Step 2: Create a Composite Index
Replace individual indexes with a composite index covering both columns in the WHERE
clause:
CREATE INDEX idx_account_entity ON UNIQUE_ENTITIES (ACCOUNT_ID, ENTITY);
This allows SQLite to perform a single index seek for both conditions. The order of columns matters: place the most selective column (usually ACCOUNT_ID
) first.
Step 3: Evaluate WITHOUT ROWID
Tables
If the table is frequently queried by (ACCOUNT_ID, ENTITY)
, consider defining it as a WITHOUT ROWID
table with a composite primary key:
CREATE TABLE UNIQUE_ENTITIES (
DETAILS_ID BIGINT,
ACCOUNT_ID BIGINT,
ENTITY VARCHAR(512),
PRIMARY KEY (ACCOUNT_ID, ENTITY)
) WITHOUT ROWID;
This stores the table as a clustered index, reducing storage overhead and improving lookup speed for primary key queries.
Step 4: Update Statistics with ANALYZE
Run ANALYZE
to collect statistics about table and index data distribution:
ANALYZE;
This helps the query planner make informed decisions about index usage.
Step 5: Verify Data Types and Binding
Ensure that the application binds parameters using correct data types. For example, ACCOUNT_ID
should be bound as an integer, not a string.
Step 6: Benchmark with Different Index Orders
If query patterns vary, test composite indexes with different column orders. For example, an index on (ENTITY, ACCOUNT_ID)
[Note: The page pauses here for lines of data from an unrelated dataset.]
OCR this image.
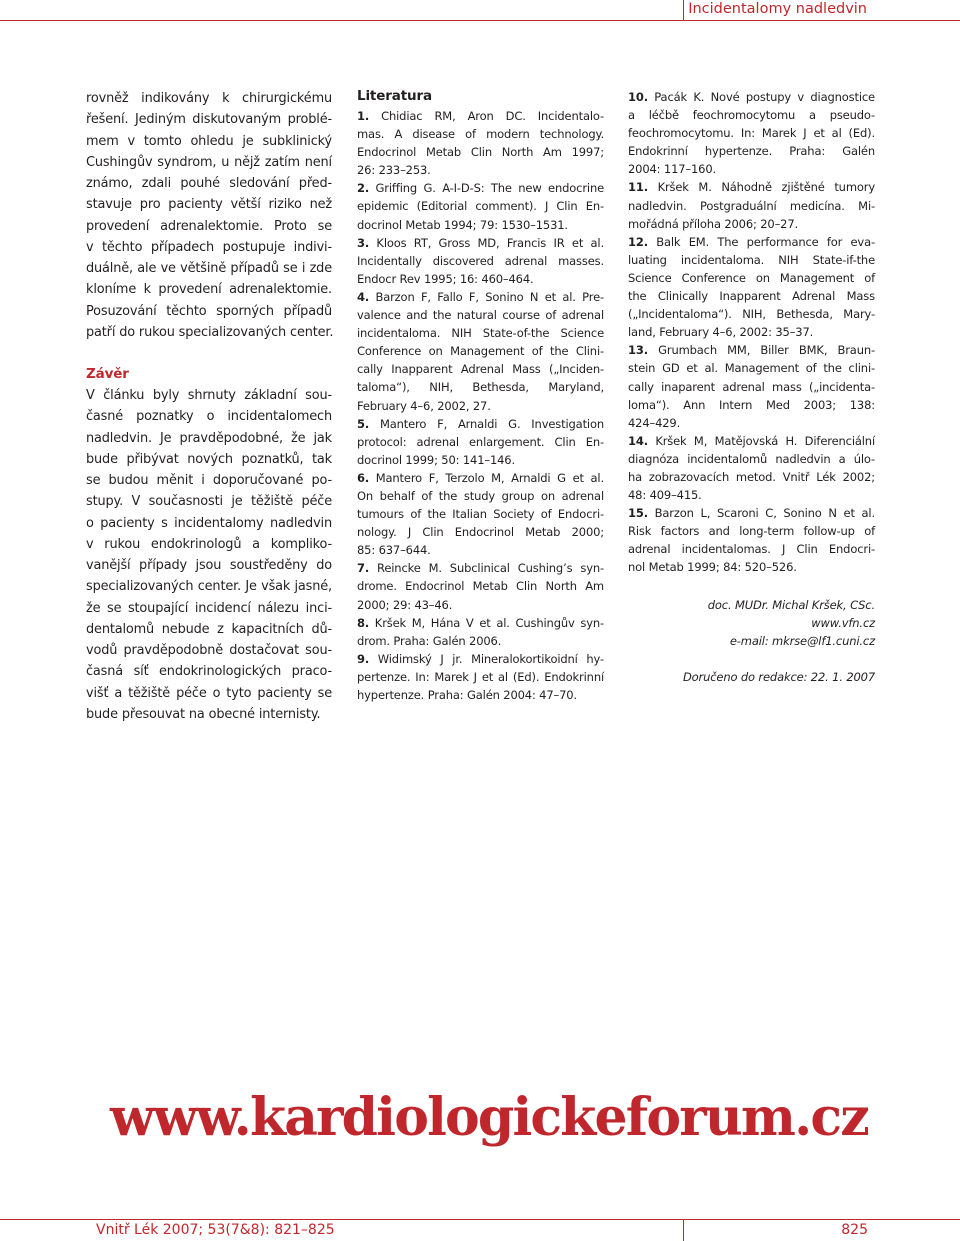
Incidentalomy nadledvin

rovněž indikovány k chirurgickému
řešení. Jediným diskutovaným problé-
mem v tomto ohledu je subklinický
Cushingův syndrom, u nějž zatím není
známo, zdali pouhé sledování před-
stavuje pro pacienty větší riziko než
provedení adrenalektomie. Proto se
v těchto případech postupuje indivi-
duálně, ale ve většině případů se i zde
kloníme k provedení adrenalektomie.
Posuzování těchto sporných případů
patří do rukou specializovaných center.

Závěr

V článku byly shrnuty základní sou-
časné poznatky o incidentalomech
nadledvin. Je pravděpodobné, že jak
bude přibývat nových poznatků, tak
se budou měnit i doporučované po-
stupy. V současnosti je těžiště péče
o pacienty s incidentalomy nadledvin
v rukou endokrinologů a kompliko-
vanější případy jsou soustředěny do
specializovaných center. Je však jasné,
že se stoupající incidencí nálezu inci-
dentalomů nebude z kapacitních dů-
vodů pravděpodobně dostačovat sou-
časná síť endokrinologických praco-
višť a těžiště péče o tyto pacienty se
bude přesouvat na obecné internisty.

Literatura
1. Chidiac RM, Aron DC. Incidentalo-
mas. A disease of modern technology.
Endocrinol Metab Clin North Am 1997;
26: 233–253.
2. Griffing G. A-I-D-S: The new endocrine
epidemic (Editorial comment). J Clin En-
docrinol Metab 1994; 79: 1530–1531.
3. Kloos RT, Gross MD, Francis IR et al.
Incidentally discovered adrenal masses.
Endocr Rev 1995; 16: 460–464.
4. Barzon F, Fallo F, Sonino N et al. Pre-
valence and the natural course of adrenal
incidentaloma. NIH State-of-the Science
Conference on Management of the Clini-
cally Inapparent Adrenal Mass („Inciden-
taloma“), NIH, Bethesda, Maryland,
February 4–6, 2002, 27.
5. Mantero F, Arnaldi G. Investigation
protocol: adrenal enlargement. Clin En-
docrinol 1999; 50: 141–146.
6. Mantero F, Terzolo M, Arnaldi G et al.
On behalf of the study group on adrenal
tumours of the Italian Society of Endocri-
nology. J Clin Endocrinol Metab 2000;
85: 637–644.
7. Reincke M. Subclinical Cushing’s syn-
drome. Endocrinol Metab Clin North Am
2000; 29: 43–46.
8. Kršek M, Hána V et al. Cushingův syn-
drom. Praha: Galén 2006.
9. Widimský J jr. Mineralokortikoidní hy-
pertenze. In: Marek J et al (Ed). Endokrinní
hypertenze. Praha: Galén 2004: 47–70.
10. Pacák K. Nové postupy v diagnostice
a léčbě feochromocytomu a pseudo-
feochromocytomu. In: Marek J et al (Ed).
Endokrinní hypertenze. Praha: Galén
2004: 117–160.
11. Kršek M. Náhodně zjištěné tumory
nadledvin. Postgraduální medicína. Mi-
mořádná příloha 2006; 20–27.
12. Balk EM. The performance for eva-
luating incidentaloma. NIH State-if-the
Science Conference on Management of
the Clinically Inapparent Adrenal Mass
(„Incidentaloma“). NIH, Bethesda, Mary-
land, February 4–6, 2002: 35–37.
13. Grumbach MM, Biller BMK, Braun-
stein GD et al. Management of the clini-
cally inaparent adrenal mass („incidenta-
loma“). Ann Intern Med 2003; 138:
424–429.
14. Kršek M, Matějovská H. Diferenciální
diagnóza incidentalomů nadledvin a úlo-
ha zobrazovacích metod. Vnitř Lék 2002;
48: 409–415.
15. Barzon L, Scaroni C, Sonino N et al.
Risk factors and long-term follow-up of
adrenal incidentalomas. J Clin Endocri-
nol Metab 1999; 84: 520–526.
doc. MUDr. Michal Kršek, CSc.
www.vfn.cz
e-mail: mkrse@lf1.cuni.cz
Doručeno do redakce: 22. 1. 2007
www.kardiologickeforum.cz
Vnitř Lék 2007; 53(7&8): 821–825	825
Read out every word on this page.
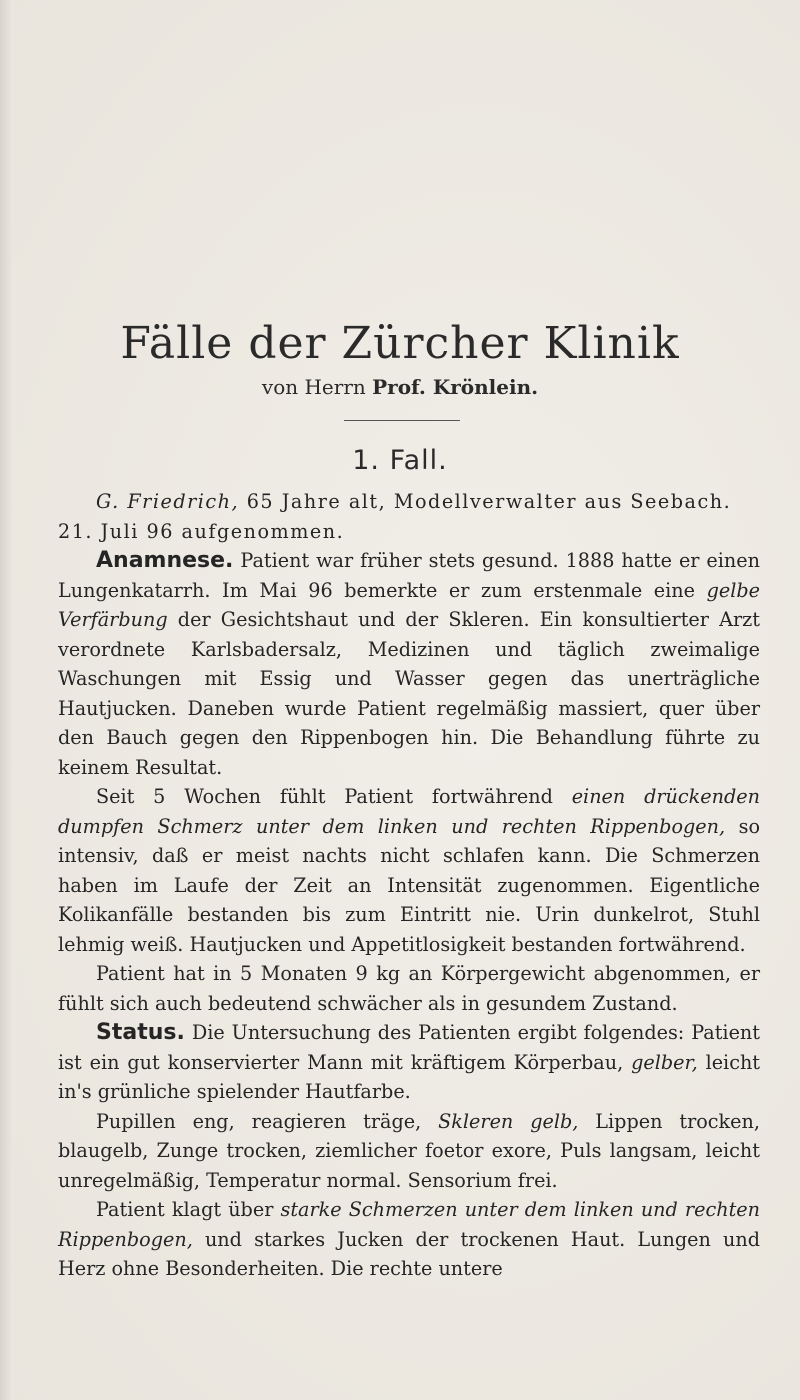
Fälle der Zürcher Klinik
von Herrn Prof. Krönlein.
1. Fall.

G. Friedrich, 65 Jahre alt, Modellverwalter aus Seebach.

21. Juli 96 aufgenommen.

Anamnese. Patient war früher stets gesund. 1888 hatte er einen Lungenkatarrh. Im Mai 96 bemerkte er zum erstenmale eine gelbe Verfärbung der Gesichtshaut und der Skleren. Ein konsultierter Arzt verordnete Karlsbadersalz, Medizinen und täglich zweimalige Waschungen mit Essig und Wasser gegen das unerträgliche Hautjucken. Daneben wurde Patient regelmäßig massiert, quer über den Bauch gegen den Rippenbogen hin. Die Behandlung führte zu keinem Resultat.

Seit 5 Wochen fühlt Patient fortwährend einen drückenden dumpfen Schmerz unter dem linken und rechten Rippenbogen, so intensiv, daß er meist nachts nicht schlafen kann. Die Schmerzen haben im Laufe der Zeit an Intensität zugenommen. Eigentliche Kolikanfälle bestanden bis zum Eintritt nie. Urin dunkelrot, Stuhl lehmig weiß. Hautjucken und Appetitlosigkeit bestanden fortwährend.

Patient hat in 5 Monaten 9 kg an Körpergewicht abgenommen, er fühlt sich auch bedeutend schwächer als in gesundem Zustand.

Status. Die Untersuchung des Patienten ergibt folgendes: Patient ist ein gut konservierter Mann mit kräftigem Körperbau, gelber, leicht in's grünliche spielender Hautfarbe.

Pupillen eng, reagieren träge, Skleren gelb, Lippen trocken, blaugelb, Zunge trocken, ziemlicher foetor exore, Puls langsam, leicht unregelmäßig, Temperatur normal. Sensorium frei.

Patient klagt über starke Schmerzen unter dem linken und rechten Rippenbogen, und starkes Jucken der trockenen Haut. Lungen und Herz ohne Besonderheiten. Die rechte untere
might perform better if ENTITY
is often used alone.
Step 7: Monitor Index Fragmentation
Rebuild indexes periodically if the table undergoes heavy write operations:
REINDEX idx_account_entity;
Step 8: Utilize Covering Indexes
Include DETAILS_ID
in the composite index to create a covering index:
CREATE INDEX idx_account_entity_details ON UNIQUE_ENTITIES (ACCOUNT_ID, ENTITY, DETAILS_ID);
This eliminates the need to access the main table, reducing I/O.
Step 9: Review Application Logic
Ensure that queries are parameterized correctly and avoid unnecessary data retrieval.
Step 10: Consider Data Partitioning
If ACCOUNT_ID
represents distinct tenants or users, partition the table by ACCOUNT_ID
using separate tables or attached databases.
By systematically addressing index design, schema configuration, and planner guidance, the latency for composite queries can be reduced to single-digit milliseconds, aligning with the performance observed for single-condition queries.